Dossier Ishq in Paris : Le tournage
▶ Interview de Manish Zinta, producteur associé du film

Tournage à Lyon du 3 au 10 février 2012

La journée de figuration que j’ai vécue avec mon amie Gayané dans un train reliant Lyon à une station de Savoie était une parenthèse hors du temps, une journée à entendre parler hindi et anglais, dans des wagons réservés spécialement, dans un espace réduit avec des personnes que je rencontrais pour la première fois.

Comment suis-je arrivée là ? Remontons dans la chronologie…
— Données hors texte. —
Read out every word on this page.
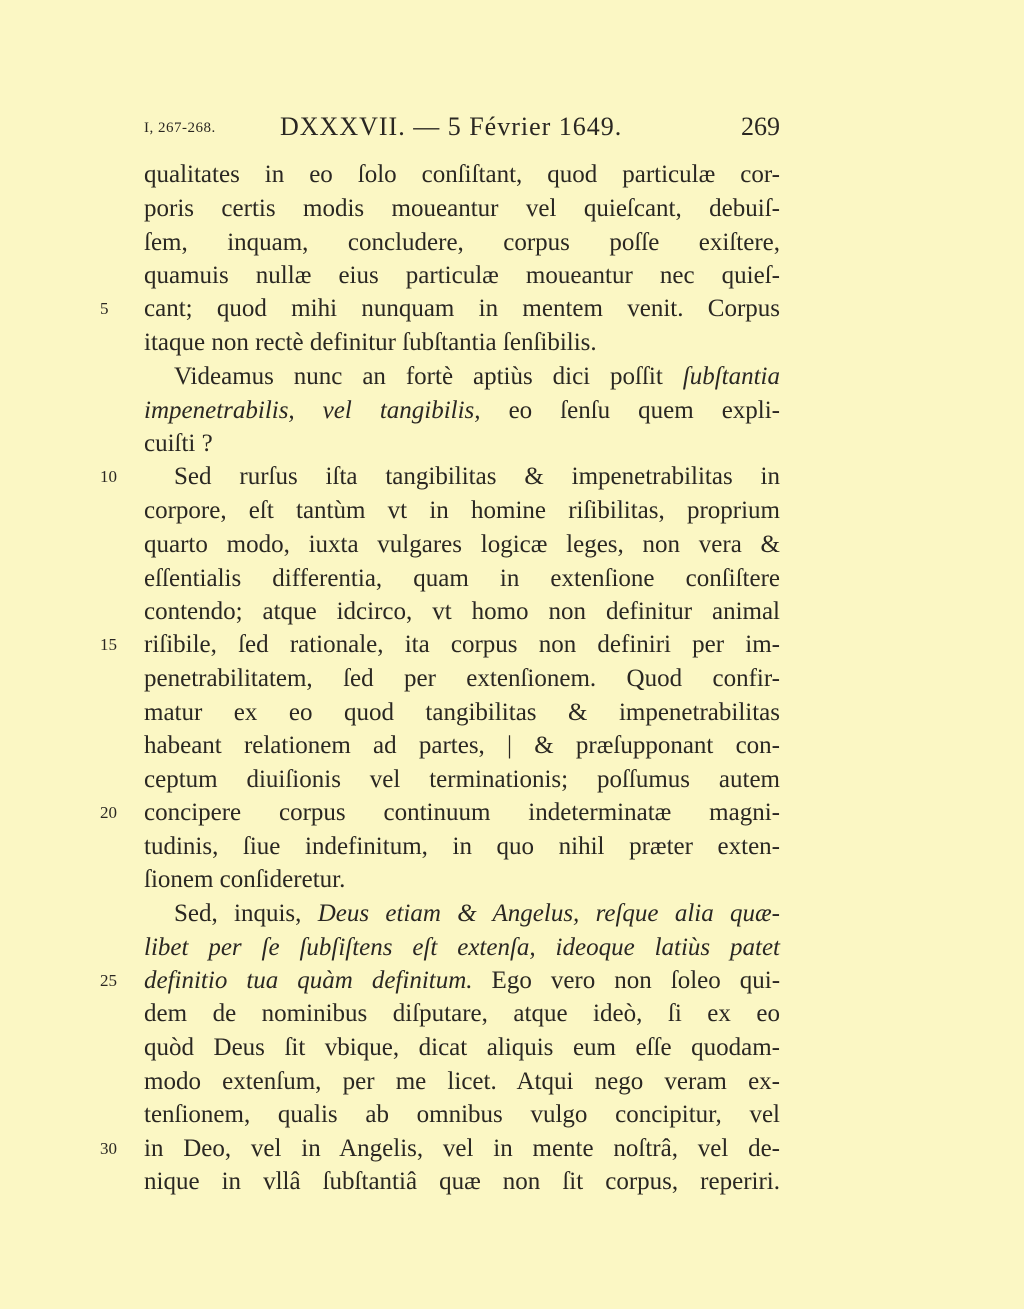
I, 267-268. DXXXVII. — 5 Février 1649.	269
qualitates in eo ſolo conſiſtant, quod particulæ cor-
poris certis modis moueantur vel quieſcant, debuiſ-
ſem, inquam, concludere, corpus poſſe exiſtere,
quamuis nullæ eius particulæ moueantur nec quieſ-
cant; quod mihi nunquam in mentem venit. Corpus
itaque non rectè definitur ſubſtantia ſenſibilis.
Videamus nunc an fortè aptiùs dici poſſit ſubſtantia
impenetrabilis, vel tangibilis, eo ſenſu quem expli-
cuiſti ?
Sed rurſus iſta tangibilitas & impenetrabilitas in
corpore, eſt tantùm vt in homine riſibilitas, proprium
quarto modo, iuxta vulgares logicæ leges, non vera &
eſſentialis differentia, quam in extenſione conſiſtere
contendo; atque idcirco, vt homo non definitur animal
riſibile, ſed rationale, ita corpus non definiri per im-
penetrabilitatem, ſed per extenſionem. Quod confir-
matur ex eo quod tangibilitas & impenetrabilitas
habeant relationem ad partes, | & præſupponant con-
ceptum diuiſionis vel terminationis; poſſumus autem
concipere corpus continuum indeterminatæ magni-
tudinis, ſiue indefinitum, in quo nihil præter exten-
ſionem conſideretur.
Sed, inquis, Deus etiam & Angelus, reſque alia quæ-
libet per ſe ſubſiſtens eſt extenſa, ideoque latiùs patet
definitio tua quàm definitum. Ego vero non ſoleo qui-
dem de nominibus diſputare, atque ideò, ſi ex eo
quòd Deus ſit vbique, dicat aliquis eum eſſe quodam-
modo extenſum, per me licet. Atqui nego veram ex-
tenſionem, qualis ab omnibus vulgo concipitur, vel
in Deo, vel in Angelis, vel in mente noſtrâ, vel de-
nique in vllâ ſubſtantiâ quæ non ſit corpus, reperiri.
5
10
15
20
25
30
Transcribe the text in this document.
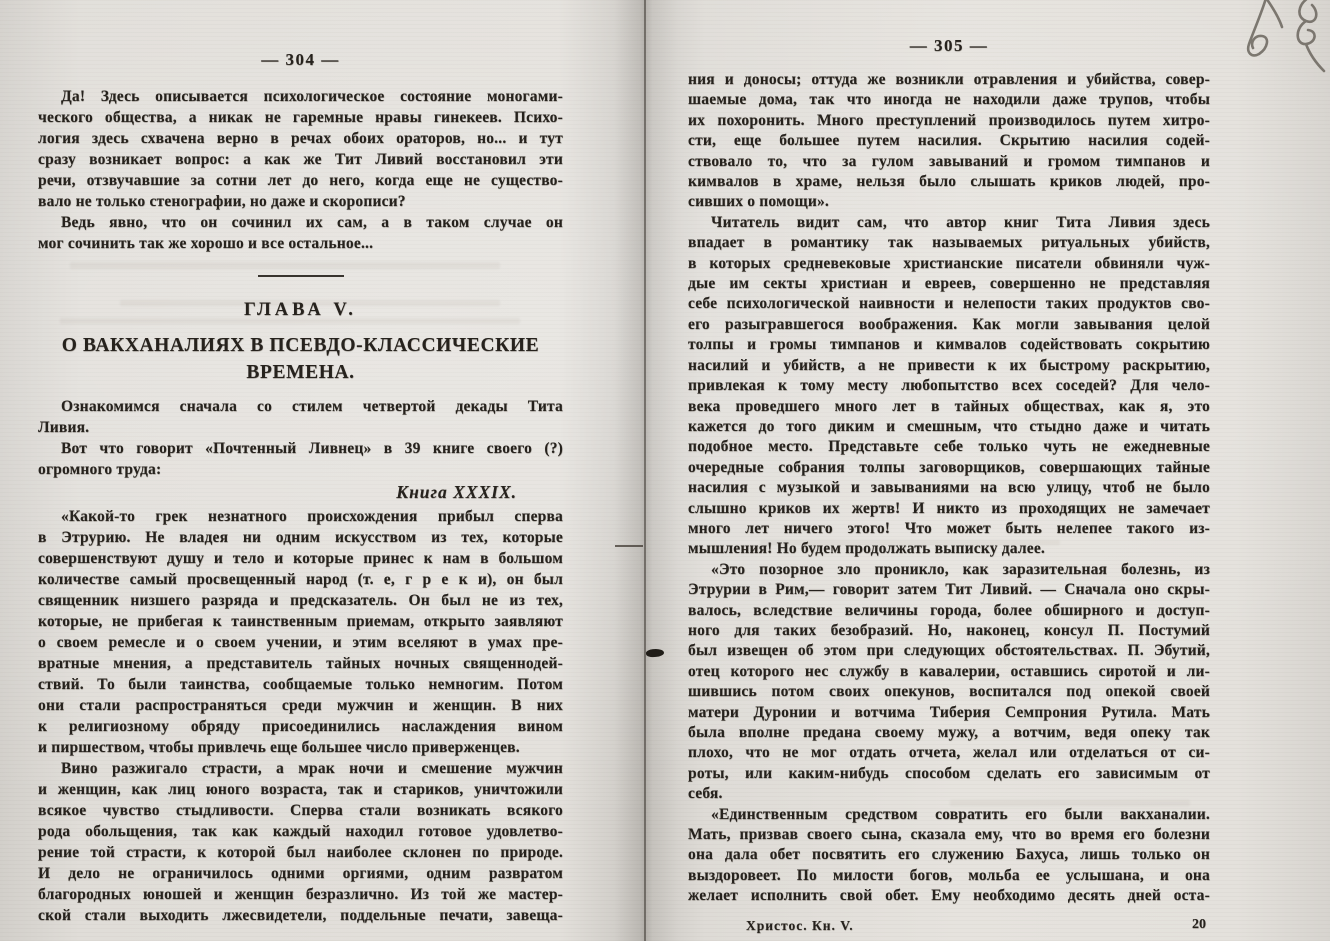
— 304 —
Да! Здесь описывается психологическое состояние моногами-
ческого общества, а никак не гаремные нравы гинекеев. Психо-
логия здесь схвачена верно в речах обоих ораторов, но... и тут
сразу возникает вопрос: а как же Тит Ливий восстановил эти
речи, отзвучавшие за сотни лет до него, когда еще не существо-
вало не только стенографии, но даже и скорописи?
Ведь явно, что он сочинил их сам, а в таком случае он
мог сочинить так же хорошо и все остальное...
ГЛАВА V.
О ВАКХАНАЛИЯХ В ПСЕВДО-КЛАССИЧЕСКИЕ
ВРЕМЕНА.
Ознакомимся сначала со стилем четвертой декады Тита
Ливия.
Вот что говорит «Почтенный Ливнец» в 39 книге своего (?)
огромного труда:
Книга XXXIX.
«Какой-то грек незнатного происхождения прибыл сперва
в Этрурию. Не владея ни одним искусством из тех, которые
совершенствуют душу и тело и которые принес к нам в большом
количестве самый просвещенный народ (т. е, г р е к и), он был
священник низшего разряда и предсказатель. Он был не из тех,
которые, не прибегая к таинственным приемам, открыто заявляют
о своем ремесле и о своем учении, и этим вселяют в умах пре-
вратные мнения, а представитель тайных ночных священнодей-
ствий. То были таинства, сообщаемые только немногим. Потом
они стали распространяться среди мужчин и женщин. В них
к религиозному обряду присоединились наслаждения вином
и пиршеством, чтобы привлечь еще большее число приверженцев.
Вино разжигало страсти, а мрак ночи и смешение мужчин
и женщин, как лиц юного возраста, так и стариков, уничтожили
всякое чувство стыдливости. Сперва стали возникать всякого
рода обольщения, так как каждый находил готовое удовлетво-
рение той страсти, к которой был наиболее склонен по природе.
И дело не ограничилось одними оргиями, одним развратом
благородных юношей и женщин безразлично. Из той же мастер-
ской стали выходить лжесвидетели, поддельные печати, завеща-
— 305 —
ния и доносы; оттуда же возникли отравления и убийства, совер-
шаемые дома, так что иногда не находили даже трупов, чтобы
их похоронить. Много преступлений производилось путем хитро-
сти, еще большее путем насилия. Скрытию насилия содей-
ствовало то, что за гулом завываний и громом тимпанов и
кимвалов в храме, нельзя было слышать криков людей, про-
сивших о помощи».
Читатель видит сам, что автор книг Тита Ливия здесь
впадает в романтику так называемых ритуальных убийств,
в которых средневековые христианские писатели обвиняли чуж-
дые им секты христиан и евреев, совершенно не представляя
себе психологической наивности и нелепости таких продуктов сво-
его разыгравшегося воображения. Как могли завывания целой
толпы и громы тимпанов и кимвалов содействовать сокрытию
насилий и убийств, а не привести к их быстрому раскрытию,
привлекая к тому месту любопытство всех соседей? Для чело-
века проведшего много лет в тайных обществах, как я, это
кажется до того диким и смешным, что стыдно даже и читать
подобное место. Представьте себе только чуть не ежедневные
очередные собрания толпы заговорщиков, совершающих тайные
насилия с музыкой и завываниями на всю улицу, чтоб не было
слышно криков их жертв! И никто из проходящих не замечает
много лет ничего этого! Что может быть нелепее такого из-
мышления! Но будем продолжать выписку далее.
«Это позорное зло проникло, как заразительная болезнь, из
Этрурии в Рим,— говорит затем Тит Ливий. — Сначала оно скры-
валось, вследствие величины города, более обширного и доступ-
ного для таких безобразий. Но, наконец, консул П. Постумий
был извещен об этом при следующих обстоятельствах. П. Эбутий,
отец которого нес службу в кавалерии, оставшись сиротой и ли-
шившись потом своих опекунов, воспитался под опекой своей
матери Дуронии и вотчима Тиберия Семпрония Рутила. Мать
была вполне предана своему мужу, а вотчим, ведя опеку так
плохо, что не мог отдать отчета, желал или отделаться от си-
роты, или каким-нибудь способом сделать его зависимым от
себя.
«Единственным средством совратить его были вакханалии.
Мать, призвав своего сына, сказала ему, что во время его болезни
она дала обет посвятить его служению Бахуса, лишь только он
выздоровеет. По милости богов, мольба ее услышана, и она
желает исполнить свой обет. Ему необходимо десять дней оста-
Христос. Кн. V.	20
Le vendredi d’avant, il fait un froid sibérien sur Lyon, entre -8°C et -16°C. Sur la place où je vois les techniciens, je demande où se trouve la personne collectant les demandes de figuration. Je la trouve dans un café, elle prend mes coordonnées et me dit qu’ils n’ont plus besoin de personne pour le week- end et jusqu’au mercredi. Le mercredi, ils veulent tourner à l’aéroport St Exupéry, il faudrait s’y rendre et pour un tournage toute la journée. Avec Isabelle, fan de Bollywood de longue date, on repart sur la place pour essayer de voir LA Star, Preity Zinta, la jolie Naina de Kal Ho Naa Ho, l’héroïne de Veer-Zaara, la fiancée de Dil Se.. (un de mes films-cultes). On parle un peu aux techniciens, plutôt les occidentaux, sans bien savoir à qui on s’adressait. Avaient-ils des responsabilités ? quelle était leur implication dans le tournage ? On voit des personnes en train d’entrer et sortir d’un bâtiment, tourner autour d’une fontaine, impossible de comprendre ce qu’ils font vraiment. Tout le monde est frigorifié. Les techniciens indiens sur le tournage sont emmitouflés tant bien que mal et, quand on pense qu’il fait 30 degrés à Mumbai à cette époque, c’est une épreuve pour eux. Au bout d’un moment, voyant qu’il n’y avait pas vraiment de tournage avec la vedette, on décide de partir. En descendant quelques marches, on croise deux personnes qui avancent d’un pas très rapide, je stoppe ma descente, me tourne et je dis à Isabelle : "Mais c’est elle !" "Mince ! on l’a loupée ! Elle est passée à côté et on ne s’est rendu compte de rien !" Habillée d’un jean, d’une paire de bottes, d’un blouson avec capuche, les cheveux tirés, elle a l’air d’une jeune fille tout à fait normale. Difficile de la remarquer mais c’est bien elle. On n’a pas osé s’approcher plus près car elle devait faire vite entre chaque scène à cause du froid. On rentre bredouille ce soir-là.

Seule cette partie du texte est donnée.